Running a 100k requires a steady easy pace, only in the last 10-16km should you consider picking up the pace.
You will need 60 grams of carbohydrate (4 calories from each 1 gram of carbohydrate) = 240 calories from carbs needed an hour during the 100k, the rest is from fats and sugar.
Race nutrition - see separate sheet.
RACE WEEK
IMPORTANT CONSIDERATIONS
No runs longer than 10 minutes a day in the 7 days before your 100k apart from one run of 30 minutes to keep up blood and plasma volume. Keep off your feet as much as possible.
Otherwise you will have run 80 miles during the RACE week!
My suggestion would be race week:
(3x10 minutes & 1 x 30 minutes all VERY easy a total of 4 runs race week.
& 62 miles equals approx 70-71 miles race week) so you can see why you need to rest up 10 days before.
No hard running in last 8 days. I.e. if race day is Sunday no hard running from Friday the week before.
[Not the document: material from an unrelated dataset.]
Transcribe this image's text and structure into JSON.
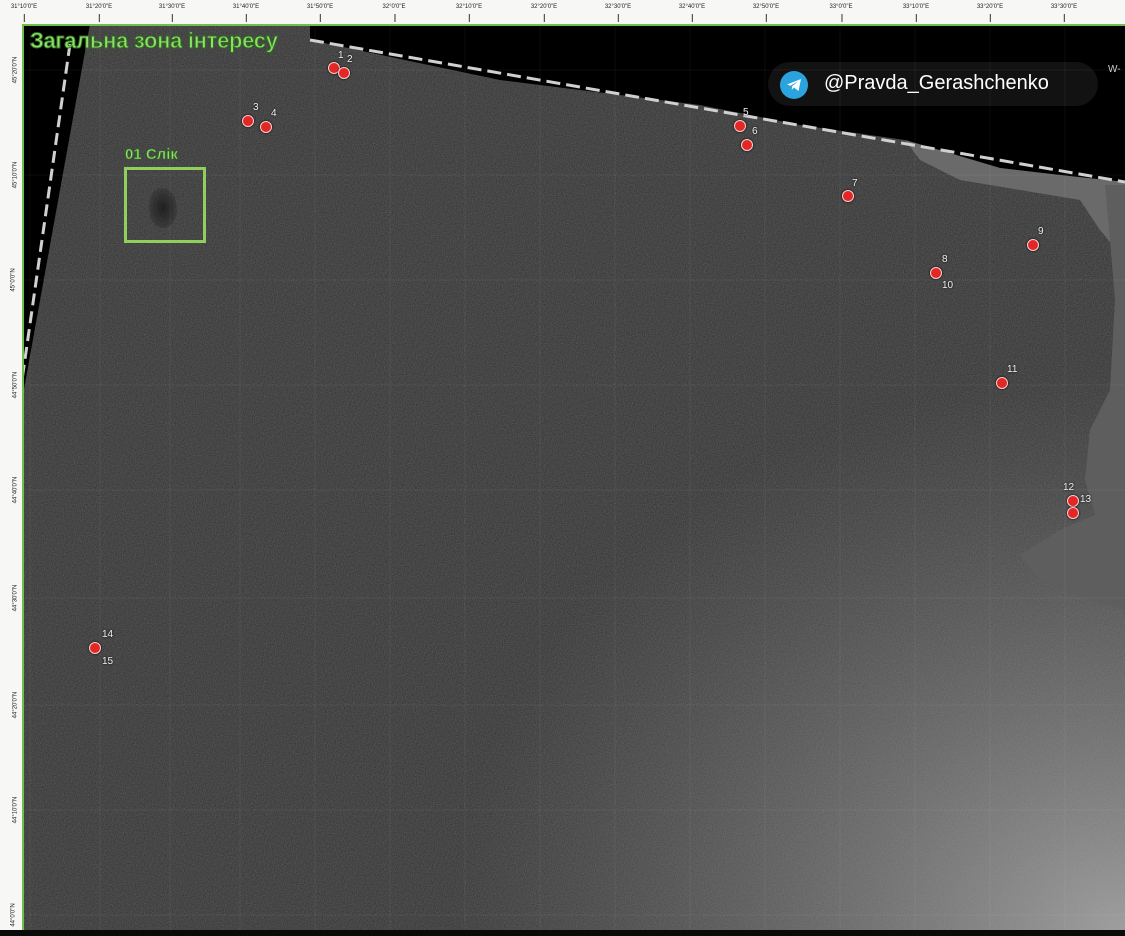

No training race week will help.
The less you do in the last 7 days the more energy you will have during the 100k. Put off anything you can till the week after. The more rested you are the quicker you will recover.
100k Essential Kit
3 factors Hot-Cold-Wet
Have kit for all seasons. You will be tired and not able to cope with normal changes in temperature from the distance being covered.
Run cap – Allows you to stay focused, keep the sun from your face and eyes.
Sunglasses – Clear and tinted (2 pairs) for different types of conditions.
A relaxed face helps with relaxed shoulders arms and torso.
Thin gloves – Keep your hands warm and stops them being clenched because they are cold.
Arm warmers – Allows freedom of shoulders without the bulk.
Band Aid Plasters – For any rubbing.
Vaseline- For any rubbing that occurs.
Baby Oil – Can be used on legs, helps reflect water should it rain and keep you warm.
Spare socks that already have Vaseline smeared inside them.
Spare pair of running shoes, half size bigger (your feet may expand) or different brand will use slightly different muscle groups.
T-Shirt with hole in front cut out so your number can be seen if you get cold
You will be running slower than normal so need to consider having easily available kit, easy to put on should it rain or you get cold such as a Light weight rain jacket.
Race number usually has to be on display at all times. A clear, see thru gillett or extra race numbers should be pinned on spare clothing you may need during the race.
Have a check list and tick off everything before you leave home!